Amazon founder Jeff Bezos has renewed his warning that Earth cannot sustain unlimited industrial growth, arguing that future factories, data centers, and other high-impact infrastructure will eventually need to move to the Moon or orbiting space habitats. The comments come as major technology companies accelerate plans to build off-planet computing and energy systems.
Bezos, who also founded the spaceflight company Blue Origin, has long promoted the idea that Earth should be preserved primarily for human life. Speaking at The New York Times’ DealBook Summit last year, he emphasized that despite improvements in global living standards, the natural environment remains under increasing strain. “Almost everything is better today than it was,” Bezos said at the time. “Except the environment… There is no Plan B. We have to save Earth.”
His proposed solution is not to slow innovation, but to relocate heavy industry, including energy-intensive manufacturing and digital infrastructure, into space. By operating in orbit or on the Moon, such facilities could tap the sun’s energy directly and reduce pressure on Earth’s limited resources.
The idea is gaining traction across the tech sector.
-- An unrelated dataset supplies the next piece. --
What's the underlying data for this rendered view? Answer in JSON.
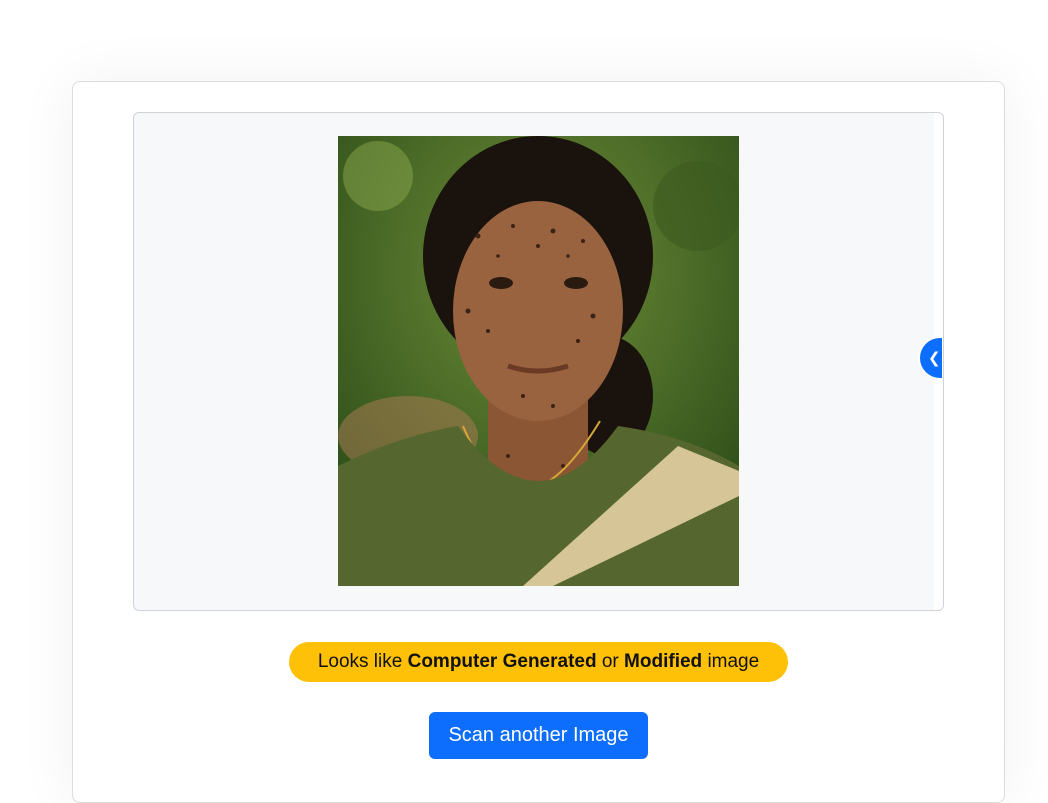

Last week, Google unveiled Project Suncatcher, a research initiative exploring artificial intelligence data centers operating in orbit, where solar energy is abundant and cooling demands could potentially be lower. Other companies, including Starcloud, Lonestar Data Systems, and Axiom Space, are also investigating space-based computing and cloud infrastructure to support the rising energy requirements of AI and machine learning workloads.
While Google’s concept does not involve building server farms on the lunar surface, it aligns with a broader industry vision of shifting infrastructure beyond Earth as data demand climbs. The trend reflects growing concern that terrestrial grids, water supplies, and environmental systems may struggle to support the rapid expansion of AI and cloud computing.
Bezos sees space not only as a platform for industry but as a future home for expanding populations. Speaking at Italian Tech Week last month, he predicted that millions of people could be living in orbit by the 2040s, supported by advanced robotics and AI systems performing off-world labor. “In the next couple of decades, I believe there will be millions of people living in space,” he said, framing the vision as an expansion of human opportunity rather than an escape from a damaged planet.
Other tech leaders share similarly ambitious timelines. Elon Musk continues to target crewed missions to Mars for 2028, while companies such as Blue Origin and SpaceX race to build the rockets and habitats that could enable large-scale off-planet infrastructure.